Costco Wholesale Warehouse opened
next door in late October attracting its
first visitors, who signed up
for Costco membership.

“This will make it the largest private employer in the county,” Schoenbaechler said. While Jefferson County may be providing more service and retail job opportunities, it will take something larger like a manufacturing firm to cause more concern about a loss of jobs in Oldham County, he said.
With the implementation of the Rawlings Group within the OCEDA business campus, Oldham County will be able to hold its own in a growing urban area, officials say.

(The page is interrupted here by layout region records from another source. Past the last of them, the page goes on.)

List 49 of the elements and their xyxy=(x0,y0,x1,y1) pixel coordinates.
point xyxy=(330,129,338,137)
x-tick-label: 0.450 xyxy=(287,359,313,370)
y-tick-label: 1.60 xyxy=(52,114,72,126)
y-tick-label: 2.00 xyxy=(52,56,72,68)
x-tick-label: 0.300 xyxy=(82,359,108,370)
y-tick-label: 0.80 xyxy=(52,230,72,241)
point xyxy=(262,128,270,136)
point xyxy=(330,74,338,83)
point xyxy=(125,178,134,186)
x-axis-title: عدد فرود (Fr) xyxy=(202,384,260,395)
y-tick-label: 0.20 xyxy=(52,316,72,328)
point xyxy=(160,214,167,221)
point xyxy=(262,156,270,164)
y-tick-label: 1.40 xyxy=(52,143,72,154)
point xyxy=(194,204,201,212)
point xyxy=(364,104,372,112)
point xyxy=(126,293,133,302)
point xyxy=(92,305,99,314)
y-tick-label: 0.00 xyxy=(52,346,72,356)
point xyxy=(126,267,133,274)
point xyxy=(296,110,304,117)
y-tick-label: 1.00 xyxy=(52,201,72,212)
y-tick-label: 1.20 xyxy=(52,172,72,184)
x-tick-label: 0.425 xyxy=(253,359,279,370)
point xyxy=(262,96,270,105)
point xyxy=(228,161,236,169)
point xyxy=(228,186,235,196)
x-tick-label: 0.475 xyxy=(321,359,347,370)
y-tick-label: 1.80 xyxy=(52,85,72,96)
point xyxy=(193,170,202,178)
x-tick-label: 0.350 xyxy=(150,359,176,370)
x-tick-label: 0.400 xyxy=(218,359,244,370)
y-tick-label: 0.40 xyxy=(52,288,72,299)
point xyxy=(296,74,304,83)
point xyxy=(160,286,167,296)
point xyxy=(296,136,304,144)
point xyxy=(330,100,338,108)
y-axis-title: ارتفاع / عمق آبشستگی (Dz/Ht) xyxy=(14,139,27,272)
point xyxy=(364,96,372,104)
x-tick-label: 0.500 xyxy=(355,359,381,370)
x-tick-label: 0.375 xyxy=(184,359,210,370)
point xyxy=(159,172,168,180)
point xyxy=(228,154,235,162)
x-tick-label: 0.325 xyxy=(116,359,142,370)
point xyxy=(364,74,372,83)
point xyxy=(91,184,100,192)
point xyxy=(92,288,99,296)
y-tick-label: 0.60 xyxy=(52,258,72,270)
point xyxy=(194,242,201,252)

There are certain things that the county does not have that Schoenbaechler would like to see it have in the campus, such as a higher education institution or more entertainment opportunities.
As long as planning is right and infrastructure elements are in place first, Schoenbaechler said the county population will increase, and it will “make sense to create new jobs.” These are the initial steps that must be taken to attract people to the county.

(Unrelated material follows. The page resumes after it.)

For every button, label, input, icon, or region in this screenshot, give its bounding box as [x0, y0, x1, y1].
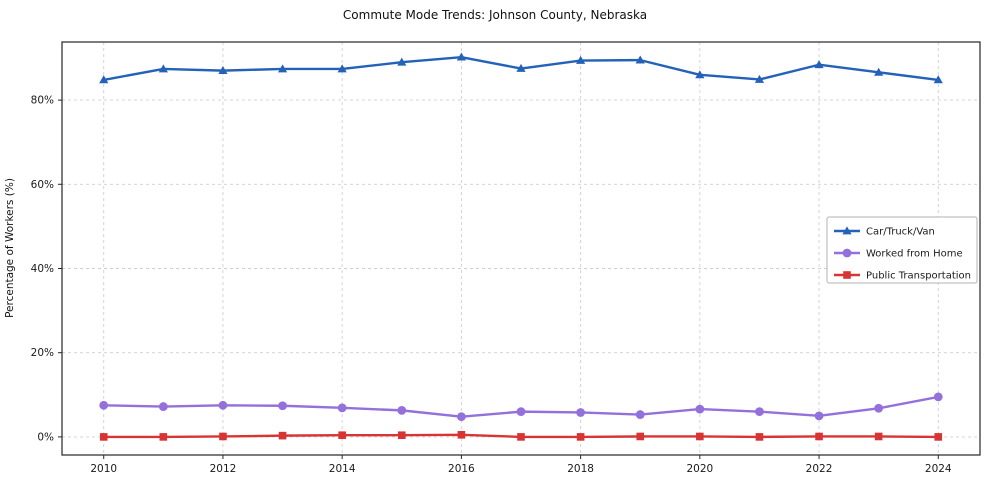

OCEDA is in Phase I of an interstate overpass project over I-71, and recently began road construction and improvements on the campus. An interchange ramp will be installed at Exit 22 (Hwy. 53), as well as signals and turning lanes.

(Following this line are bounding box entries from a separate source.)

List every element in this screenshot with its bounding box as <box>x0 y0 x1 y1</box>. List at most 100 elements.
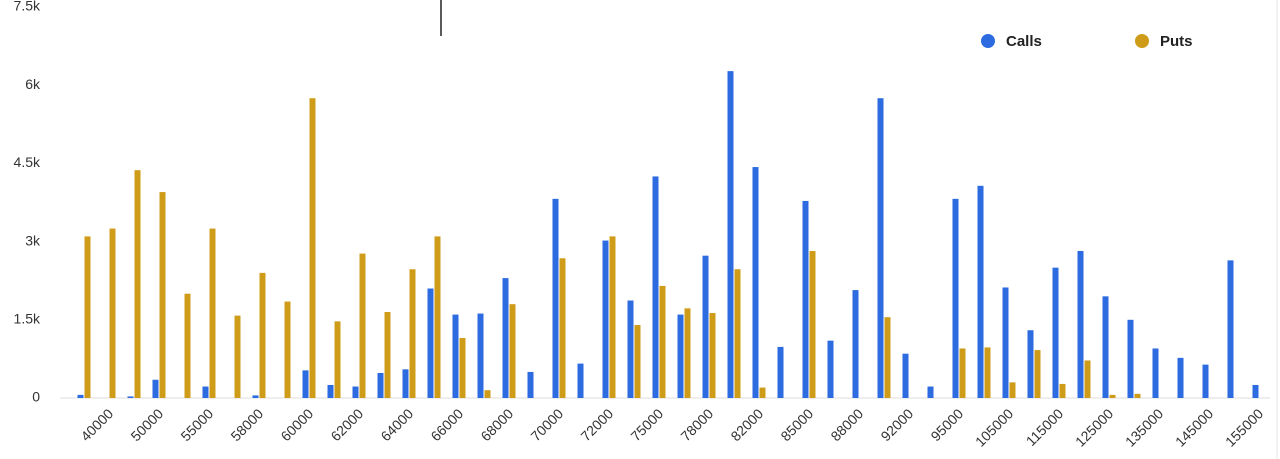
bar <box>434 236 441 398</box>
bar <box>684 308 691 398</box>
bar <box>627 300 634 398</box>
bar <box>777 346 784 398</box>
bar <box>1177 357 1184 398</box>
bar <box>377 372 384 398</box>
bar <box>884 317 891 398</box>
x-tick-label: 60000 <box>277 405 316 444</box>
x-tick-label: 92000 <box>877 405 916 444</box>
x-tick-label: 72000 <box>577 405 616 444</box>
bar <box>77 394 84 398</box>
x-tick-label: 50000 <box>127 405 166 444</box>
bar <box>727 71 734 399</box>
bar <box>284 301 291 398</box>
x-tick-label: 62000 <box>327 405 366 444</box>
x-tick-label: 95000 <box>927 405 966 444</box>
bar <box>1059 383 1066 398</box>
bar <box>259 272 266 398</box>
x-tick-label: 68000 <box>477 405 516 444</box>
x-tick-label: 125000 <box>1072 405 1116 449</box>
bar <box>202 386 209 398</box>
x-tick-label: 82000 <box>727 405 766 444</box>
x-tick-label: 78000 <box>677 405 716 444</box>
bar <box>402 369 409 398</box>
bar <box>1252 384 1259 398</box>
bar <box>84 236 91 398</box>
bar <box>509 304 516 398</box>
bar <box>1027 330 1034 398</box>
bar <box>984 347 991 398</box>
bar <box>359 253 366 398</box>
bar <box>152 379 159 398</box>
bar <box>559 258 566 398</box>
bar <box>1152 348 1159 398</box>
x-tick-label: 66000 <box>427 405 466 444</box>
y-tick-label: 6k <box>25 76 41 92</box>
bar <box>852 290 859 398</box>
bar <box>327 384 334 398</box>
bar <box>927 386 934 398</box>
bar <box>109 228 116 398</box>
bar <box>809 250 816 398</box>
bar <box>1084 360 1091 398</box>
bar <box>734 269 741 398</box>
bar <box>602 240 609 398</box>
bar <box>477 313 484 398</box>
bar <box>652 176 659 398</box>
x-tick-label: 145000 <box>1172 405 1216 449</box>
bar <box>352 386 359 398</box>
bar <box>1202 364 1209 398</box>
bar <box>484 390 491 398</box>
bar <box>827 340 834 398</box>
x-tick-label: 155000 <box>1222 405 1266 449</box>
y-tick-label: 4.5k <box>14 154 41 170</box>
bar <box>877 98 884 398</box>
bar <box>1134 393 1141 398</box>
x-tick-label: 105000 <box>972 405 1016 449</box>
legend-label: Calls <box>1006 33 1042 50</box>
bar <box>452 314 459 398</box>
bar <box>577 363 584 398</box>
bar <box>752 167 759 398</box>
y-tick-label: 7.5k <box>14 0 41 14</box>
x-tick-label: 58000 <box>227 405 266 444</box>
bar <box>502 278 509 398</box>
bar <box>977 185 984 398</box>
y-tick-label: 0 <box>32 389 40 405</box>
bar <box>677 314 684 398</box>
bar <box>302 370 309 398</box>
bar <box>127 396 134 398</box>
bar <box>184 293 191 398</box>
bar <box>209 228 216 398</box>
bar <box>609 236 616 398</box>
bar <box>1002 287 1009 398</box>
bar <box>902 353 909 398</box>
legend-label: Puts <box>1160 33 1193 50</box>
bar <box>802 200 809 398</box>
bar <box>759 387 766 398</box>
bar <box>134 170 141 398</box>
bar <box>384 311 391 398</box>
bar <box>959 348 966 398</box>
bar <box>952 198 959 398</box>
bar <box>1102 296 1109 398</box>
bar <box>1034 350 1041 398</box>
bar <box>234 315 241 398</box>
bar <box>527 371 534 398</box>
bar <box>427 288 434 398</box>
bar <box>409 269 416 398</box>
bar <box>702 255 709 398</box>
x-tick-label: 55000 <box>177 405 216 444</box>
bar <box>334 321 341 398</box>
bar <box>309 98 316 398</box>
y-tick-label: 1.5k <box>14 311 41 327</box>
bar <box>634 325 641 398</box>
x-tick-label: 40000 <box>77 405 116 444</box>
bar <box>1127 319 1134 398</box>
bar <box>552 198 559 398</box>
bar <box>1052 267 1059 398</box>
bar <box>1227 260 1234 398</box>
x-tick-label: 85000 <box>777 405 816 444</box>
bar <box>252 395 259 398</box>
bar <box>659 285 666 398</box>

Deanna Epperly Karem, Oldham County Chamber of Commerce’s executive director, said emphasis needs to be placed on recruiting, attracting and growing service industries within the county. She would like to see regional headquarters move to the area.
“This is a great time to be living and working in Oldham County,” she said. “You can feel the momentum building as the county starts to profit from its successes.”
Karem said all businesses on the east side of Jefferson County attract Oldham County residents there to eat, shop and visit doctors. But she doesn’t see any competition between the two counties in terms of job offerings. Instead, she sees Jefferson County as “a huge support system for Oldham County.”


Photo by Don Ward

Lowe's was among the first large stores
to open at the new development.

Developments such as Norton Commons provide an opportunity for jobs and adds to the quality of life, she said. “I hope this happens on both sides of the county line.”
Karem continued, “I really believe in regionalism. The more these two counties work together, the more opportunities it provides for the communities.”
Karem added that Oldham County needs to re-examine its tax base in an effort to relieve the burden from residents. The challenge comes in finding a balance between attracting people to the county and making things fair for businesses.
Another job market soon to be developed is a new hospital and doctor offices in the Anchorage area. Baptist Hospital Healthcare is building a Baptist Hospital East addition off of Old Henry Road in the East Point Business Park.
Significant growth is moving in this direction, toward eastern Jefferson County and Oldham County, said Karem. With residential comes retail, then commercial, she said.
“Even northern Kentucky is moving in this direction,” she said.
Norton Commons, Old Brownsboro Crossing and the OCEDA business campus provide “pockets that add value to the community,” said Karem. “Where we go from here will set the precedence for the future.”